I kept a keen eye open for whatever my young Yankees fan wanted me to find. For the life of me, however, I had no idea what he expected that to be. I was willing to bet anything of value had long since disappeared. It had either walked out with the drug users or gone through one of the glassless windows that offered an enchanting view of the brick-walled building across the alley and down some fire escape with the crowd we'd crashed in on.

It was the thought of that crowd's return that had me making for the trapdoor in a hurry—until the growl of a wounded animal stopped me in my tracks. Every instinct I possessed, however, insisted I hadn't heard an animal at all. I'd heard a man.

I scooted between the remains of a dining table tented with a moth-eaten sheet and a burnt-out refrigerator, shoved aside a shopping cart full of old shoes and stacks of yellowed newspaper. Here, under the canopy of the remaining roofing, the stench of the cigar was stronger than ever—and so was the oily stink of the kerosene.
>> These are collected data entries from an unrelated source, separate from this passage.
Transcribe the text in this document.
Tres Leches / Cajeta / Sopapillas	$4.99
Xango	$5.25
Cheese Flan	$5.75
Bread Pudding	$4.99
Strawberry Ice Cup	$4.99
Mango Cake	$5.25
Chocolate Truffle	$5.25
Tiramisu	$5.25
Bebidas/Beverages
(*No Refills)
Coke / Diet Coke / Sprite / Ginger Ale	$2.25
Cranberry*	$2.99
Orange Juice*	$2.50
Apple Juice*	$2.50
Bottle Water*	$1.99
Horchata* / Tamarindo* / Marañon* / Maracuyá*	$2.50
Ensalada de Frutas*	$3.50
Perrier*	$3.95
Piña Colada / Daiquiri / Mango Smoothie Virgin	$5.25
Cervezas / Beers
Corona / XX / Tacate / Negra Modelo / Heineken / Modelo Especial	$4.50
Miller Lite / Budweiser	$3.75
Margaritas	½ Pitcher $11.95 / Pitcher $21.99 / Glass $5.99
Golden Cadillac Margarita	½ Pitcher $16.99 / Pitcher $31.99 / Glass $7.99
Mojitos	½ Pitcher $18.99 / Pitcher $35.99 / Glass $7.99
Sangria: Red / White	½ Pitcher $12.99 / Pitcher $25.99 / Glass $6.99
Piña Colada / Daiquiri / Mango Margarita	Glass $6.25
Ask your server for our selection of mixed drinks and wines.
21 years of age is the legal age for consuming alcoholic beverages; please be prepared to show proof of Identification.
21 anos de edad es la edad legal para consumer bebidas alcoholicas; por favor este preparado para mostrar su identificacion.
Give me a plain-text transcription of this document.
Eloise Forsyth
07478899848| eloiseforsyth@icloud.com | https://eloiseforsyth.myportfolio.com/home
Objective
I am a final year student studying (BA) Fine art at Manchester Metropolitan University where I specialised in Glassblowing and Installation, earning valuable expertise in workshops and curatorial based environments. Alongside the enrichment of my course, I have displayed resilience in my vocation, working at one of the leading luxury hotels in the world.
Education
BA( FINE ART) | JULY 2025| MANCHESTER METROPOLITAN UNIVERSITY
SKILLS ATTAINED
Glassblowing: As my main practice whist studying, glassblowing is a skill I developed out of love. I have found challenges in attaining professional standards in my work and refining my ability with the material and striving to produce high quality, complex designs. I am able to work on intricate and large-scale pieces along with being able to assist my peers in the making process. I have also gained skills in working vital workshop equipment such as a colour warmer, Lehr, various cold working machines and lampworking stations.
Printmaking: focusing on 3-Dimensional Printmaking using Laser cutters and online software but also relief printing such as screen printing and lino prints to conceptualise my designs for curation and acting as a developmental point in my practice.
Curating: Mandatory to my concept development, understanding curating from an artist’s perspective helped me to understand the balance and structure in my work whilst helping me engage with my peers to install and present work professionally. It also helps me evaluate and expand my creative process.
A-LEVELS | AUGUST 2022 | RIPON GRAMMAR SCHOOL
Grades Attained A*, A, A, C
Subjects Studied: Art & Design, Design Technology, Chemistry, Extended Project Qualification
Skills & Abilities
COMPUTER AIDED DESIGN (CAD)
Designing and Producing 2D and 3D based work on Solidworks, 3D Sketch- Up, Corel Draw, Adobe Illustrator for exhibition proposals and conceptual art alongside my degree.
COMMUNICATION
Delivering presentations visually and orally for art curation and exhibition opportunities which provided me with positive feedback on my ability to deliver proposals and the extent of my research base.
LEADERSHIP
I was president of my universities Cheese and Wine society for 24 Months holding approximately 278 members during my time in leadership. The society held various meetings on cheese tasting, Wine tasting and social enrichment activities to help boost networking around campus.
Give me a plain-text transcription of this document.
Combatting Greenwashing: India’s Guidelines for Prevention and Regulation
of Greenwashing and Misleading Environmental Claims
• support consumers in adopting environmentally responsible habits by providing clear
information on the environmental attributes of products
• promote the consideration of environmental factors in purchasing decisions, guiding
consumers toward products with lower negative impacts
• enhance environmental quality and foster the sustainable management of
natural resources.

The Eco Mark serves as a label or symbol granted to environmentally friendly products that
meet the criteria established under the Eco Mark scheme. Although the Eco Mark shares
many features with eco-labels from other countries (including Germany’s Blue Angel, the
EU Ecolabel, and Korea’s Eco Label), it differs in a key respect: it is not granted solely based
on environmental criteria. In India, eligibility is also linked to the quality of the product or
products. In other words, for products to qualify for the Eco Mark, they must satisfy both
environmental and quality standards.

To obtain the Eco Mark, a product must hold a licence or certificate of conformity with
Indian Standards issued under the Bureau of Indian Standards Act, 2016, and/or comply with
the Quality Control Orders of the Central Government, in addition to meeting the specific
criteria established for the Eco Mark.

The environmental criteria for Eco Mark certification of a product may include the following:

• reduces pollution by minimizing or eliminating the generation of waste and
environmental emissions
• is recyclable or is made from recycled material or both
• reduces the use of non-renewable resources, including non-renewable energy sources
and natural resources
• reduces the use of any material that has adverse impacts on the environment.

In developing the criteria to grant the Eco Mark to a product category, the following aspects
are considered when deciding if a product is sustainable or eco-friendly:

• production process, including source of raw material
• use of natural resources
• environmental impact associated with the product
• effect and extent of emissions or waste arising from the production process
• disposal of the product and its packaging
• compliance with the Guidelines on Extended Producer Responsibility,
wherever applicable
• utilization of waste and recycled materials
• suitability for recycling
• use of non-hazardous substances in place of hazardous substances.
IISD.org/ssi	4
I took a step, slid in the stuff. It slicked the ruined floor. I took a sniff, realized it soaked a heap of moth-eaten curtains and a couch so old it probably had sat in front of the telly for the broadcast of the Queen's coronation. I didn't know who'd splashed around so much kerosene or why, but a groan from behind the sofa kept me from worrying about it.

I shouldered aside a rack of plastic raincoats, rounded the end of the sofa.

And found Lieutenant Colonel Adam Barrett facedown on a scrap of carpet.

“Adam!”

He tried to shove himself upright when I hollered, or at least onto all fours. But he couldn't quite make it. His arms—those iron-strong arms—trembled, then collapsed.

That's when I noticed his shoes were missing. It was a neat trick captors use to keep a prisoner from running very far. And it was proof he'd been somebody's prisoner. Still, the soles of Barrett's socks were shredded as if he'd tried to escape. Or been force-marched to this location.

“Jamie?” he grumbled. “Get out of here.”

“Not on your life.” I knelt beside him, looped my good arm through one of his and tried to help him from the floor.